Although not without academic interest, there is one problem which each of these chess simulants suffers from: it's just not as good as the real thing! We know it. And their inventors know it too. This is amply demonstrated by the lack of enthusiasm shown even by their originators. If you feel that your chess-variant is worthy of interest, then, by all means, start a web-site, develop a smart phone app, get sponsorship, organize a tournament, re-write endgame theory, publish a book of studies. But, if these are too much trouble for you, then, for heaven's sake, you might at least play the game yourself!

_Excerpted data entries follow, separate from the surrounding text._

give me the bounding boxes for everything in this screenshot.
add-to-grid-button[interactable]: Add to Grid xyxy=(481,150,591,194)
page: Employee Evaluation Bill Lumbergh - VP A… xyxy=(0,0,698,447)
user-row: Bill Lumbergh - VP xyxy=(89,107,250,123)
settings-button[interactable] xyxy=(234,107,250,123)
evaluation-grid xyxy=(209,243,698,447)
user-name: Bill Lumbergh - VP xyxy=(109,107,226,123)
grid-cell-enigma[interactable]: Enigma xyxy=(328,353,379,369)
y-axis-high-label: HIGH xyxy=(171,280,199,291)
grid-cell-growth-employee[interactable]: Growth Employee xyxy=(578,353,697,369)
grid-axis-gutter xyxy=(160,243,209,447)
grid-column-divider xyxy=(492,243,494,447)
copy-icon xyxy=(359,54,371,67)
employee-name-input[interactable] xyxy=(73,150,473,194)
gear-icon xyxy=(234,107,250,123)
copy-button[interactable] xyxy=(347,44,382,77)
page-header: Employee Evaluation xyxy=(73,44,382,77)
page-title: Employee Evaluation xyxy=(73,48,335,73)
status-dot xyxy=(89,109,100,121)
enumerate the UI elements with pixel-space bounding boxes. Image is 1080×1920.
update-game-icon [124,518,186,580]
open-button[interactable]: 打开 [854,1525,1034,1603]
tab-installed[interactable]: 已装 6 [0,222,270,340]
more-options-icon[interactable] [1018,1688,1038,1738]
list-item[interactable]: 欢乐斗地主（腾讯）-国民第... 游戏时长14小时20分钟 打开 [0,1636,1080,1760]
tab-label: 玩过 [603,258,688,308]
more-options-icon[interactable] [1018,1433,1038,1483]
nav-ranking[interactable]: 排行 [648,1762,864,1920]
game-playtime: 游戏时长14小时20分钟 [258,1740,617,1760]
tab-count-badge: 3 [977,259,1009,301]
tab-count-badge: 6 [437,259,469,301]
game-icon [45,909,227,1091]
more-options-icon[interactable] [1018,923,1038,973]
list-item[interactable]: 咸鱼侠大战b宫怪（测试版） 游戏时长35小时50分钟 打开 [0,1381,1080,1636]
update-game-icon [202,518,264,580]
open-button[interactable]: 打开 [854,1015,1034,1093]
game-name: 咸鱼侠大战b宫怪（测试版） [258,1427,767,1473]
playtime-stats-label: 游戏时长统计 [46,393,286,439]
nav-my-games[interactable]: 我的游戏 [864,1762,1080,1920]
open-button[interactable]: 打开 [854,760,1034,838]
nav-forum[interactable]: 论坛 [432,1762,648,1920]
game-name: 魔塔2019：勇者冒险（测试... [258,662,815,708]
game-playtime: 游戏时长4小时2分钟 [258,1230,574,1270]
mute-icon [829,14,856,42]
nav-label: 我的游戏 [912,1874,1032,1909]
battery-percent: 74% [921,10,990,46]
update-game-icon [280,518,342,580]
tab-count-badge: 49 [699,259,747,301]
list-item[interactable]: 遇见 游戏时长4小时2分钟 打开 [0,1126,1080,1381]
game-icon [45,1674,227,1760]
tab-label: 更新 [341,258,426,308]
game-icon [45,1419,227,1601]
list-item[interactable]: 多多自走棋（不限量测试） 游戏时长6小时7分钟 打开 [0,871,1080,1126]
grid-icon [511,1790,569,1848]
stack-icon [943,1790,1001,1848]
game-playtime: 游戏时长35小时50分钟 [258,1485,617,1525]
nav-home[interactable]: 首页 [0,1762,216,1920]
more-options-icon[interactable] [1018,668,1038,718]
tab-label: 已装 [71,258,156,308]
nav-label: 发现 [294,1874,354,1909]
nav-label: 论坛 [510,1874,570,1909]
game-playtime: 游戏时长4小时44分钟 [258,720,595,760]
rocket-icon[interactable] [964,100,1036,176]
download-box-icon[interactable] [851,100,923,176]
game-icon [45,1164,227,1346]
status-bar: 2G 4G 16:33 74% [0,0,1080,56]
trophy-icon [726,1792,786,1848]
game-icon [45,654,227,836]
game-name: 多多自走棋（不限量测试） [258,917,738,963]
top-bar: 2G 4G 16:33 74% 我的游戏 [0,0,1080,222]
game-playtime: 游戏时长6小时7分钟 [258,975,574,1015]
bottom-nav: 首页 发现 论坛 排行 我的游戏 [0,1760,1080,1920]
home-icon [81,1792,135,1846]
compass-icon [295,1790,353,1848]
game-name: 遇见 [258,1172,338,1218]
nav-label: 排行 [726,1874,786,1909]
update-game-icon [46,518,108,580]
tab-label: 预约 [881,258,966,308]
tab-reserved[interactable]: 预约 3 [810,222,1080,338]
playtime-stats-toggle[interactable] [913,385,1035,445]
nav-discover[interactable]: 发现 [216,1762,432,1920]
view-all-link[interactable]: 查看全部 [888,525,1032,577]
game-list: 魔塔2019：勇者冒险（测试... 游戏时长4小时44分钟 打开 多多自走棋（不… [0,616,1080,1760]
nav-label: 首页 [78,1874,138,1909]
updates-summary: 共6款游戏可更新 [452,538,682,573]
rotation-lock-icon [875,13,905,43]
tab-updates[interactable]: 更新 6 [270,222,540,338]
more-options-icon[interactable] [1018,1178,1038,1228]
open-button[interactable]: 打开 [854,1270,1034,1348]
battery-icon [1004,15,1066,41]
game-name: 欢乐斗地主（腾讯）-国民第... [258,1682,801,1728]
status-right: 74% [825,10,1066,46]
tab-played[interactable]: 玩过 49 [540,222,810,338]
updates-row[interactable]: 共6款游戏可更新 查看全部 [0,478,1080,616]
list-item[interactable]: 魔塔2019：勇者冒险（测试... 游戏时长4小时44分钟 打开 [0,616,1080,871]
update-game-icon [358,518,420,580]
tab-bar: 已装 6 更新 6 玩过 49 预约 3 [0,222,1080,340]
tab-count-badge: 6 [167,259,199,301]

>>> Tinkering with the rules of chess is like adding a harmonica or a ukulele section to a classical orchestra: it's pointless. And sounds awful. <<<

This is all an introduction to an essay on Arimaa, which is not a topic for this blog. That last sentence about 'tinkering' leaves me baffled. It's structured like a quote, but I couldn't find the passage anywhere else. More interesting for this blog is the list of four variants. I needed help on the third and found it on Chessbase.com: Ken Regan's Tandem Pawn Chess by Kenneth Regan.

Properly speaking, chess960 isn't a variant, it's an evolution, since chess is a subset of chess960. Back to the orchestra analogy, let's try filling in the blanks: 'Chess is to chess960 as ... is to ...'

1 comment:

GeneM said...

'Chess is to chess960 as [checkers circa 1830] is to [checkers circa 1900]'.

Indeed the analogy is nearly identical. The opening phase of checkers (draughts) became so deeply understood that the majority of the checkers community agreed to change the rules: now a variety of start setups are forced on the two players. (This is done in the form of requiring different opening moves, but that does not change the essence.)

The old rule is still used sometimes, but the title of World Checkers Champion that today carries the most prestige is definitely the newer start setup rule.

- - - - -

Also, an excellent anti-draw idea is to extend the duration of the draw offer. This affects nothing on the chessboard and nothing that is pure and sacred about traditional chess.

Currently the draw offer I receive expires with my very next move: "expire-after-1" of my moves.
The rule could be changed to "expire-after-2". This would discourage draw offers in positions that still have legitimate life.
The receiver of the offer could safely make a risky but complicating move, and he might be rewarded with a poor move made by his opponent who offered the draw. If the opponent makes a strong reply instead, the receiver can then accept the draw.